The Impact of Electron Phonon Scattering, Finite Size and Lateral Electric Field on Transport Properties of Topological Insulators: A First Principles Quantum Transport Study
By: Elaheh Akhoundi 1,2, Michel Houssa 1,2 and Aryan Afzalian 1,*
1 IMEC, B-3001 Leuven, Belgium; email@example.com (E.A.); firstname.lastname@example.org (M.H.)
2 Department of Physics, KU Leuven, B-3001 Leuven, Belgium
* Correspondence: email@example.com
Two-dimensional topological insulators (2D TIs) are characterized by having unique edge properties. They are insulators in their bulk yet have gapless counter-propagating channels at the edges. These metallic edge states are spin-polarized and protected by the topology of the bulk band structure as well as the preserved time-reversal symmetry. In other words, electrons are restricted to move in opposite directions with opposite spins in spatially separated highways, which can suppress collisions and scattering significantly. This coupled with the spin texture of the edge states makes TIs promising candidates to be used in various applications such as logic, memory, and quantum computing.
Here, we used density functional theory to study the electronic and structural properties of TIs in equilibrium. Additionally, we employed our atomistic quantum transport simulator ATOMOS within the non-equilibrium Green’s function formalism (NEGF) to investigate the transport properties of TI nanoribbons driven out of equilibrium. NEGF provides a sound platform to perform quantum simulations in various nanoscale structures. It allowsfor including the coupling to the contacts and electron-phonon scattering processes through self-energy matrices.
(a) Atomic structure of stanene zigzag ribbon. The arrows demonstrate the helical edge channels (b) spin resolved electronic band structure of 6 nm wide zigzag stanene ribbon. The contribution of edge atoms to the energy states is demonstrated. For electron backscattering to occur, the spin needs to be reversed. (c) The calculated current for three different materials as a function of the deformation potential (deformation potential is an effective constant proportional to the strength of e-ph scattering). (d) Upon the application of a lateral electric field, a gap opens in the band structure of a 2.5 nm wide statene zigzag ribbon (the highlighted energy gap). This can be used in the design of TI based transistors.

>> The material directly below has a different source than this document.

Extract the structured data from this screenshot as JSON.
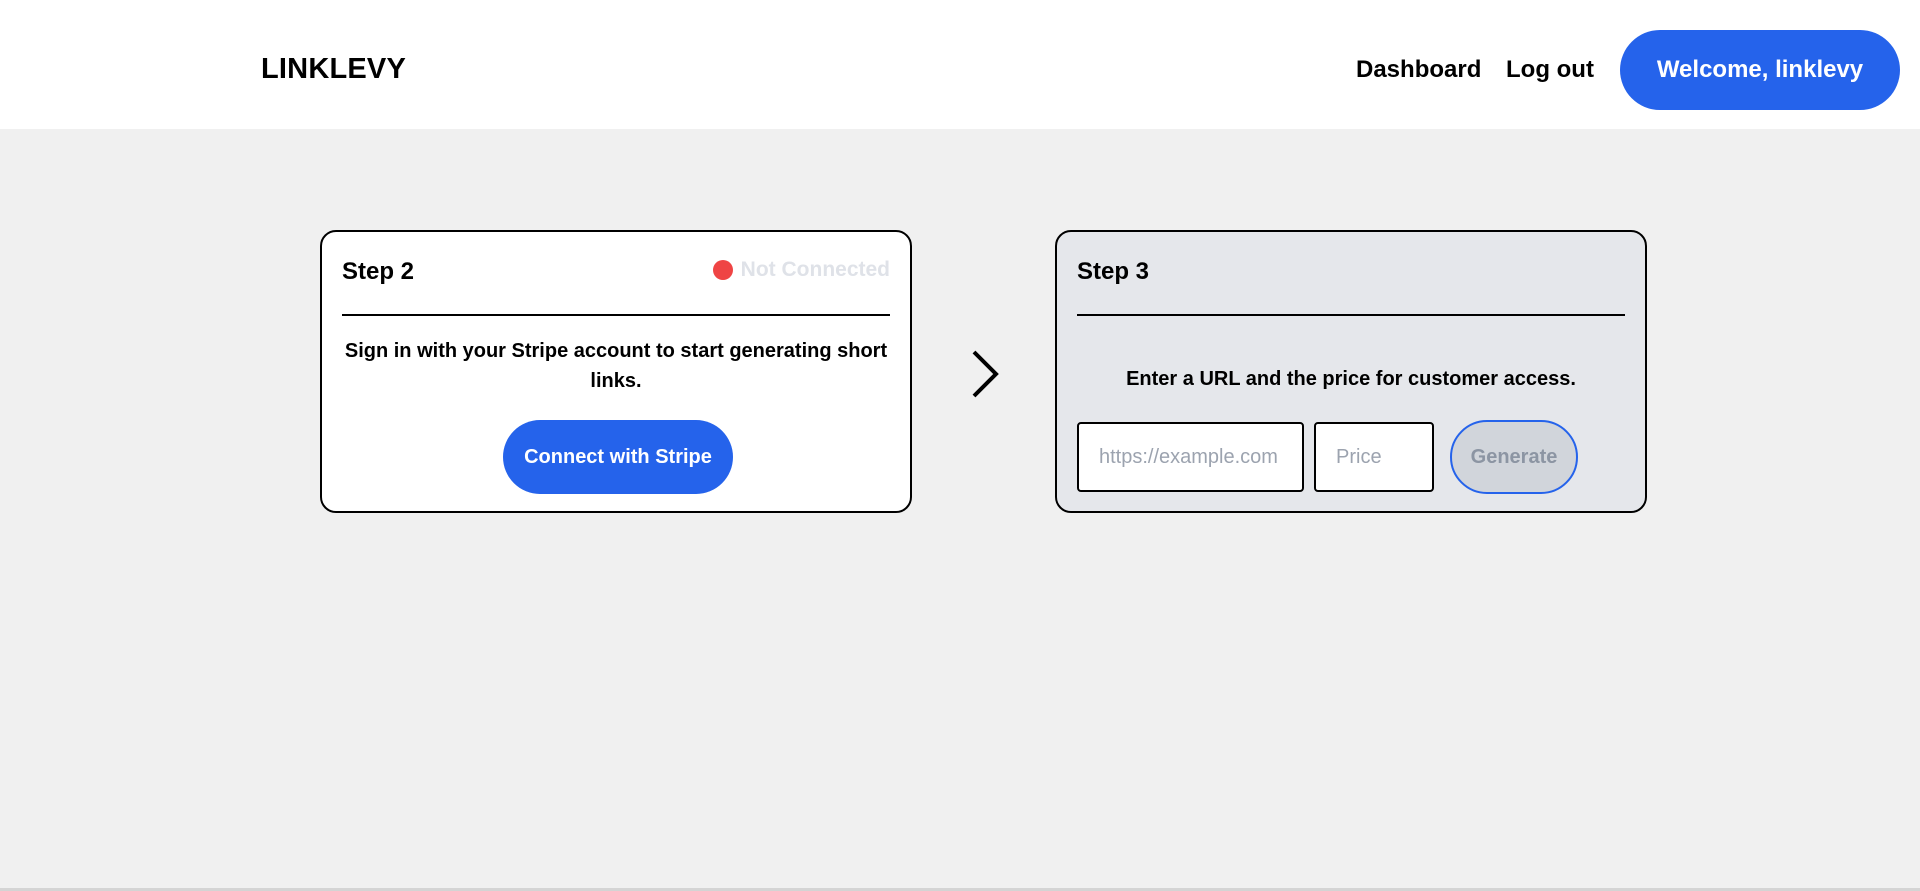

We used our massively parallel solver (using hybrid mpi/openmp) in conjunction with state-of-the-art acceleration techniques and the high-performance computing infrastructure provided by the VSC to cope with the computational burden.
As an application, dissipation transistors based on TIs have been proposed. Certain TIs can undergo a topological phase transition (and a band gap opening) by applying an electric field. Here we observed that a lateral electric field can be used to open a band gap in stanene and possibly switch off the transistor. Using DFT-NEGF, we studied the operation of such a transistor and observed that the critical field needs to be significantly reduced by selecting the right TI or using other approaches, such as introducing a built-in electric field.
We continue expanding our work on this topic by further looking into various aspects of TI physics and their applications.